Typical awards are in the amount of $15,000 to $18,000. Recipients are similar to membership in that both are diverse. McKee said people are drawn to the group for different reasons. They realize the impact their funds – with other membership donors – can really make. They also enjoy coming together and helping others.

During the most recent quarterly meeting, Youth & Family Services was voted by membership to receive the Hope Award.

“Youth & Family Services is honored to have been selected by the Canadian County Power of 100 for this quarter’s big give,”  said Carol Plemmons, Youth & Family Services, Inc. community outreach lead. “The dollars received will be used to help recruit foster families to help meet the very present need of homes for children that have been removed from their homes due to abuse or neglect.”

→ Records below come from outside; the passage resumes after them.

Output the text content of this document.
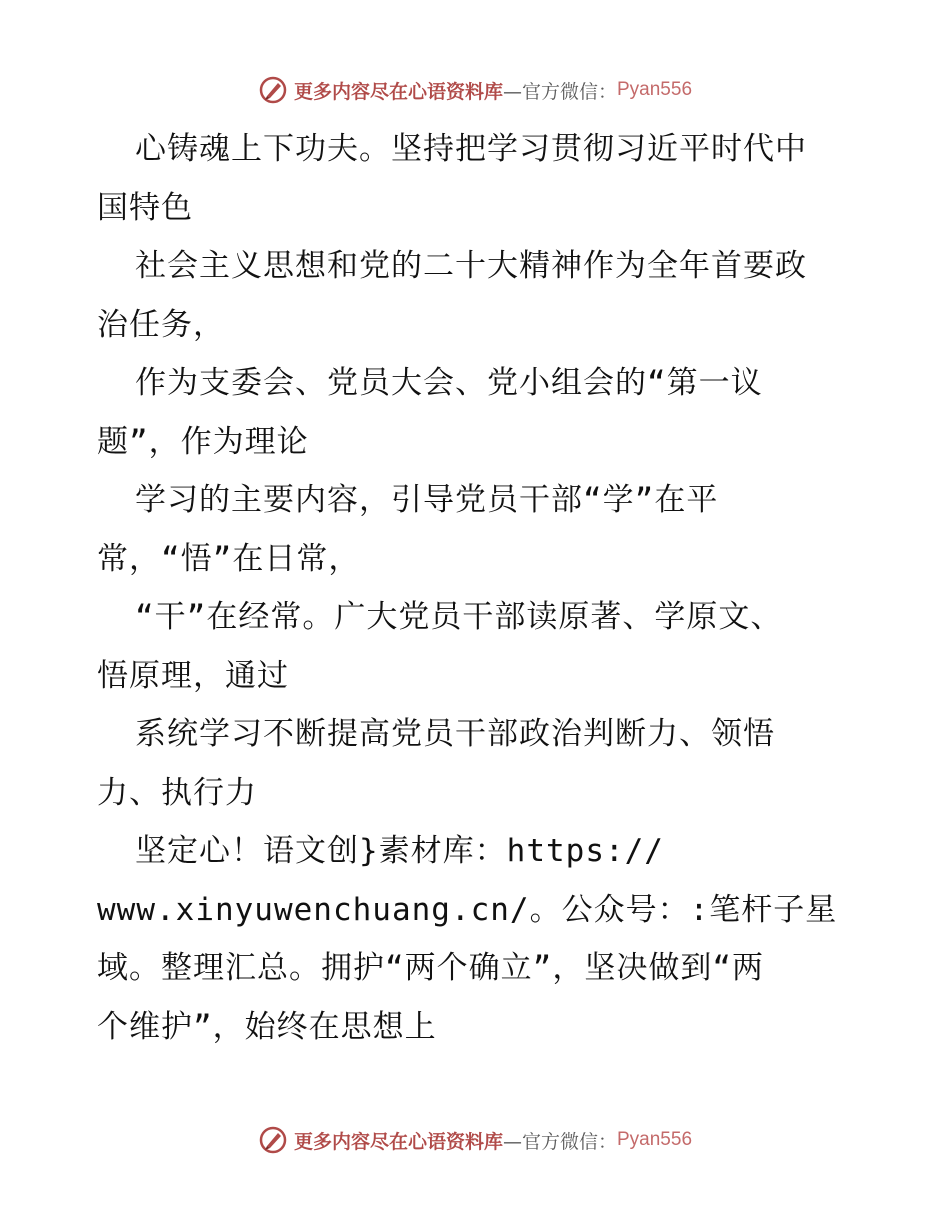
更多内容尽在心语资料库 —官方微信： Pyan556
心铸魂上下功夫。坚持把学习贯彻习近平时代中
国特色
社会主义思想和党的二十大精神作为全年首要政
治任务，
作为支委会、党员大会、党小组会的“第一议
题”，作为理论
学习的主要内容，引导党员干部“学”在平
常，“悟”在日常，
“干”在经常。广大党员干部读原著、学原文、
悟原理，通过
系统学习不断提高党员干部政治判断力、领悟
力、执行力
坚定心！语文创}素材库：https://
www.xinyuwenchuang.cn/。公众号：:笔杆子星
域。整理汇总。拥护“两个确立”，坚决做到“两
个维护”，始终在思想上
更多内容尽在心语资料库 —官方微信： Pyan556
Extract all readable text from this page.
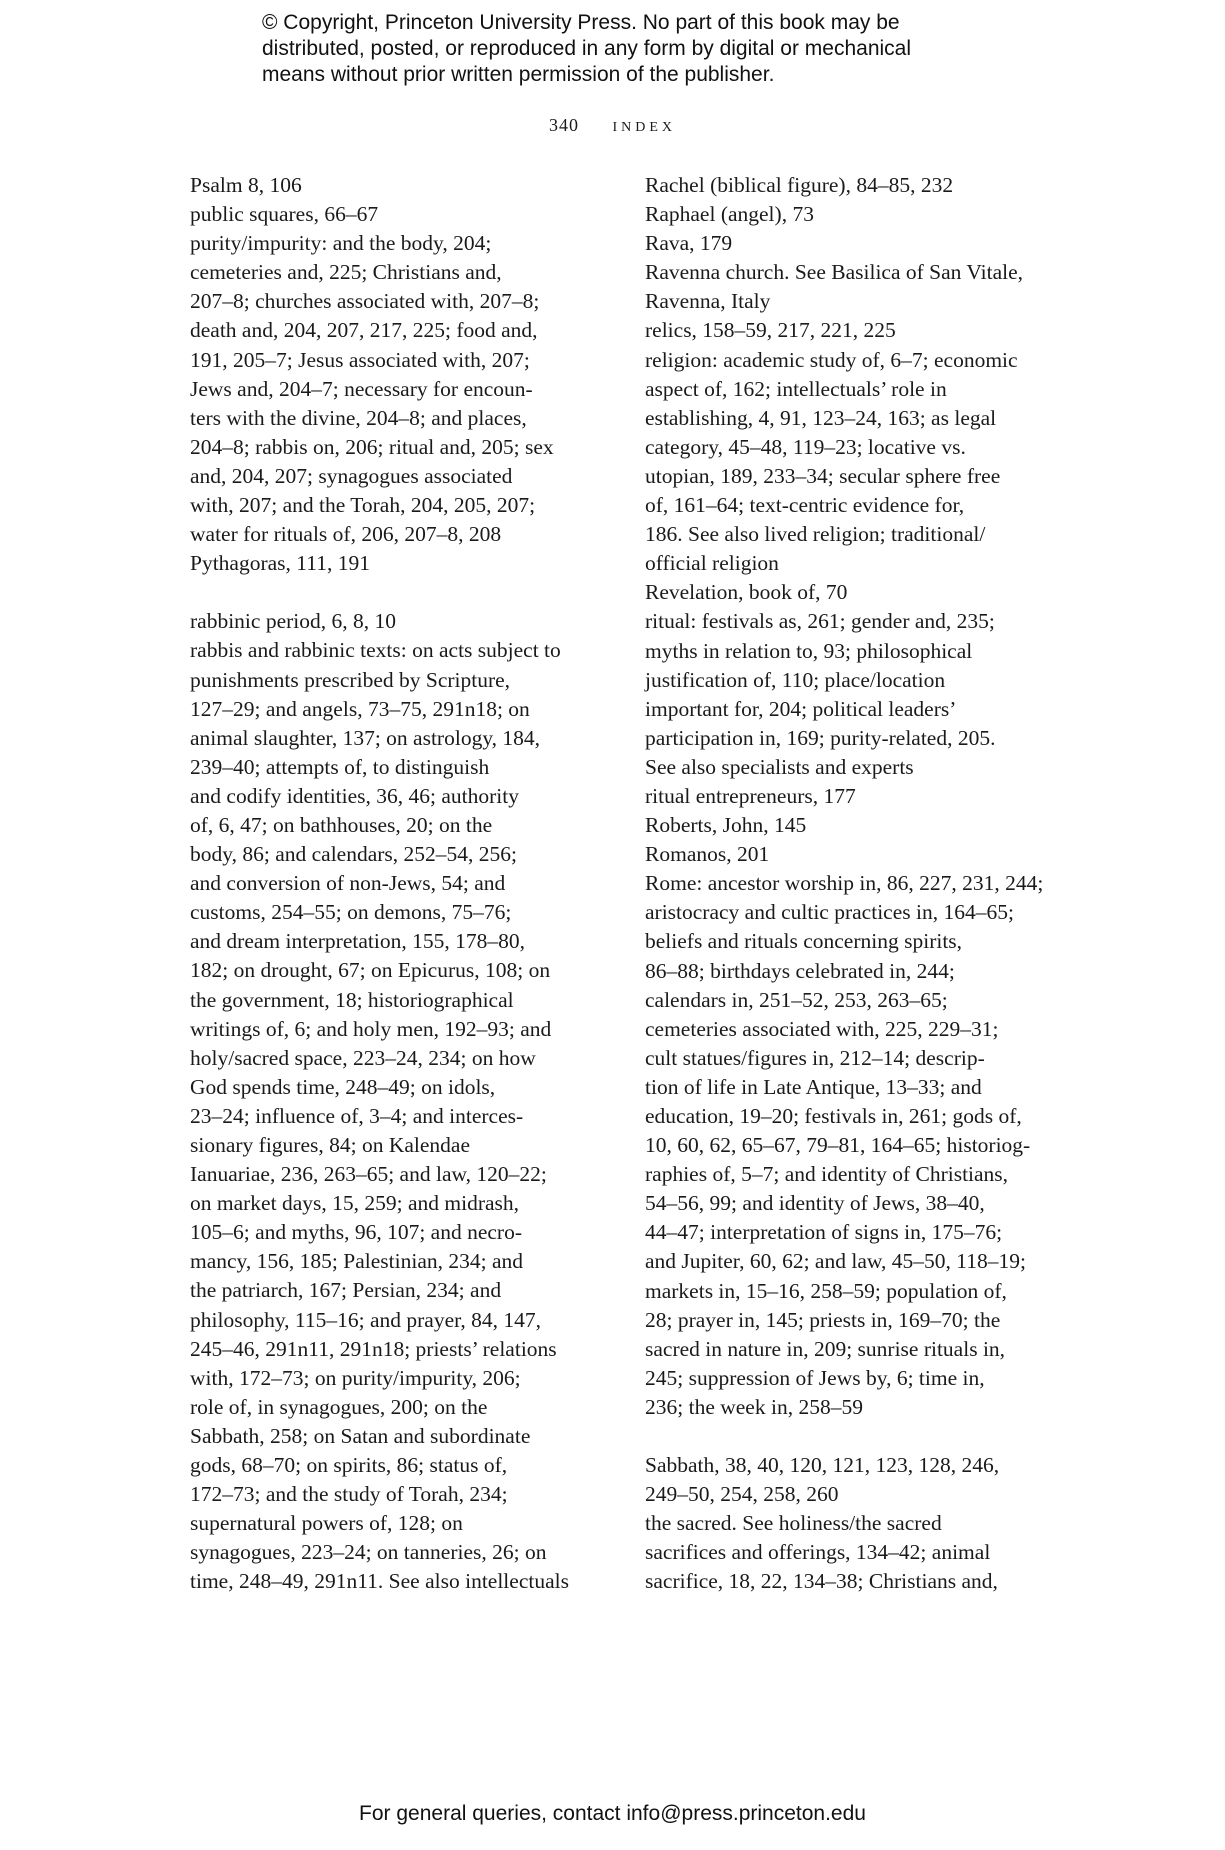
© Copyright, Princeton University Press. No part of this book may be
distributed, posted, or reproduced in any form by digital or mechanical
means without prior written permission of the publisher.
340 index
Psalm 8, 106
public squares, 66–67
purity/impurity: and the body, 204;
cemeteries and, 225; Christians and,
207–8; churches associated with, 207–8;
death and, 204, 207, 217, 225; food and,
191, 205–7; Jesus associated with, 207;
Jews and, 204–7; necessary for encoun-
ters with the divine, 204–8; and places,
204–8; rabbis on, 206; ritual and, 205; sex
and, 204, 207; synagogues associated
with, 207; and the Torah, 204, 205, 207;
water for rituals of, 206, 207–8, 208
Pythagoras, 111, 191
rabbinic period, 6, 8, 10
rabbis and rabbinic texts: on acts subject to
punishments prescribed by Scripture,
127–29; and angels, 73–75, 291n18; on
animal slaughter, 137; on astrology, 184,
239–40; attempts of, to distinguish
and codify identities, 36, 46; authority
of, 6, 47; on bathhouses, 20; on the
body, 86; and calendars, 252–54, 256;
and conversion of non-Jews, 54; and
customs, 254–55; on demons, 75–76;
and dream interpretation, 155, 178–80,
182; on drought, 67; on Epicurus, 108; on
the government, 18; historiographical
writings of, 6; and holy men, 192–93; and
holy/sacred space, 223–24, 234; on how
God spends time, 248–49; on idols,
23–24; influence of, 3–4; and interces-
sionary figures, 84; on Kalendae
Ianuariae, 236, 263–65; and law, 120–22;
on market days, 15, 259; and midrash,
105–6; and myths, 96, 107; and necro-
mancy, 156, 185; Palestinian, 234; and
the patriarch, 167; Persian, 234; and
philosophy, 115–16; and prayer, 84, 147,
245–46, 291n11, 291n18; priests’ relations
with, 172–73; on purity/impurity, 206;
role of, in synagogues, 200; on the
Sabbath, 258; on Satan and subordinate
gods, 68–70; on spirits, 86; status of,
172–73; and the study of Torah, 234;
supernatural powers of, 128; on
synagogues, 223–24; on tanneries, 26; on
time, 248–49, 291n11. See also intellectuals
Rachel (biblical figure), 84–85, 232
Raphael (angel), 73
Rava, 179
Ravenna church. See Basilica of San Vitale,
Ravenna, Italy
relics, 158–59, 217, 221, 225
religion: academic study of, 6–7; economic
aspect of, 162; intellectuals’ role in
establishing, 4, 91, 123–24, 163; as legal
category, 45–48, 119–23; locative vs.
utopian, 189, 233–34; secular sphere free
of, 161–64; text-centric evidence for,
186. See also lived religion; traditional/
official religion
Revelation, book of, 70
ritual: festivals as, 261; gender and, 235;
myths in relation to, 93; philosophical
justification of, 110; place/location
important for, 204; political leaders’
participation in, 169; purity-related, 205.
See also specialists and experts
ritual entrepreneurs, 177
Roberts, John, 145
Romanos, 201
Rome: ancestor worship in, 86, 227, 231, 244;
aristocracy and cultic practices in, 164–65;
beliefs and rituals concerning spirits,
86–88; birthdays celebrated in, 244;
calendars in, 251–52, 253, 263–65;
cemeteries associated with, 225, 229–31;
cult statues/figures in, 212–14; descrip-
tion of life in Late Antique, 13–33; and
education, 19–20; festivals in, 261; gods of,
10, 60, 62, 65–67, 79–81, 164–65; historiog-
raphies of, 5–7; and identity of Christians,
54–56, 99; and identity of Jews, 38–40,
44–47; interpretation of signs in, 175–76;
and Jupiter, 60, 62; and law, 45–50, 118–19;
markets in, 15–16, 258–59; population of,
28; prayer in, 145; priests in, 169–70; the
sacred in nature in, 209; sunrise rituals in,
245; suppression of Jews by, 6; time in,
236; the week in, 258–59
Sabbath, 38, 40, 120, 121, 123, 128, 246,
249–50, 254, 258, 260
the sacred. See holiness/the sacred
sacrifices and offerings, 134–42; animal
sacrifice, 18, 22, 134–38; Christians and,
For general queries, contact info@press.princeton.edu
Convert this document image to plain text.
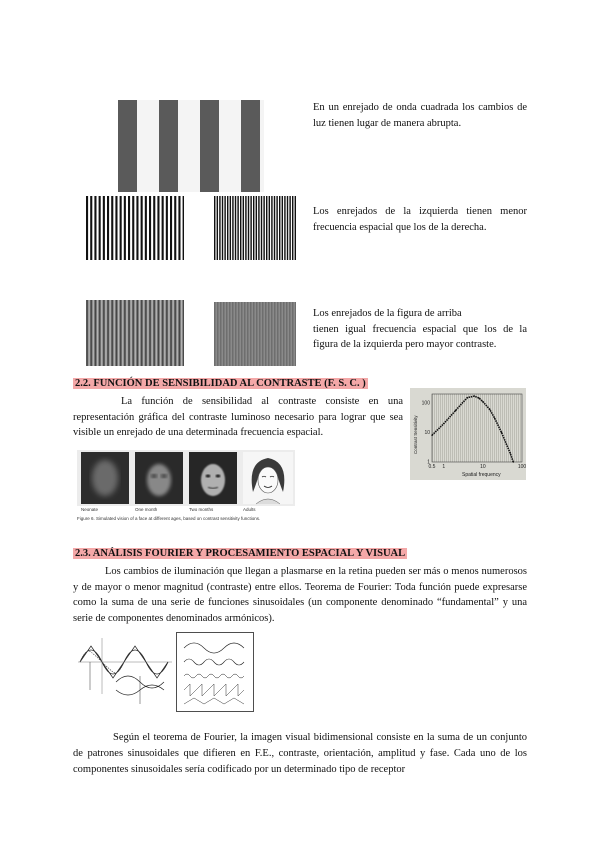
En un enrejado de onda cuadrada los cambios de luz tienen lugar de manera abrupta.
Los enrejados de la izquierda tienen menor frecuencia espacial que los de la derecha.
Los enrejados de la figura de arriba
tienen igual frecuencia espacial que los de la figura de la izquierda pero mayor contraste.
2.2. FUNCIÓN DE SENSIBILIDAD AL CONTRASTE (F. S. C. )
La función de sensibilidad al contraste consiste en una representación gráfica del contraste luminoso necesario para lograr que sea visible un enrejado de una determinada frecuencia espacial.
0.5 1	10	100
100
10
1
Spatial frequency
Contrast Sensitivity
Neonate	One month	Two months	Adults
Figure 6. Simulated vision of a face at different ages, based on contrast sensitivity functions.
2.3. ANÁLISIS FOURIER Y PROCESAMIENTO ESPACIAL Y VISUAL
Los cambios de iluminación que llegan a plasmarse en la retina pueden ser más o menos numerosos y de mayor o menor magnitud (contraste) entre ellos. Teorema de Fourier: Toda función puede expresarse como la suma de una serie de funciones sinusoidales (un componente denominado “fundamental” y una serie de componentes denominados armónicos).
Según el teorema de Fourier, la imagen visual bidimensional consiste en la suma de un conjunto de patrones sinusoidales que difieren en F.E., contraste, orientación, amplitud y fase. Cada uno de los componentes sinusoidales sería codificado por un determinado tipo de receptor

There will be a check presentation in a couple of weeks. Those presentations are a highlight for Power of 100 leaders and membership.

“The presentation of the checks is the best part of the entire thing,” McKee said. “We get to give them money. We get to meet all the people, a lot of them that work there that show us the facility. They give us a one-on-one tour and they will tell us an exact area where there is a need – what they need for right now or for the future. 

“Then, we give them a couple of months and then they come back for a next event and tell us how they spent the money.”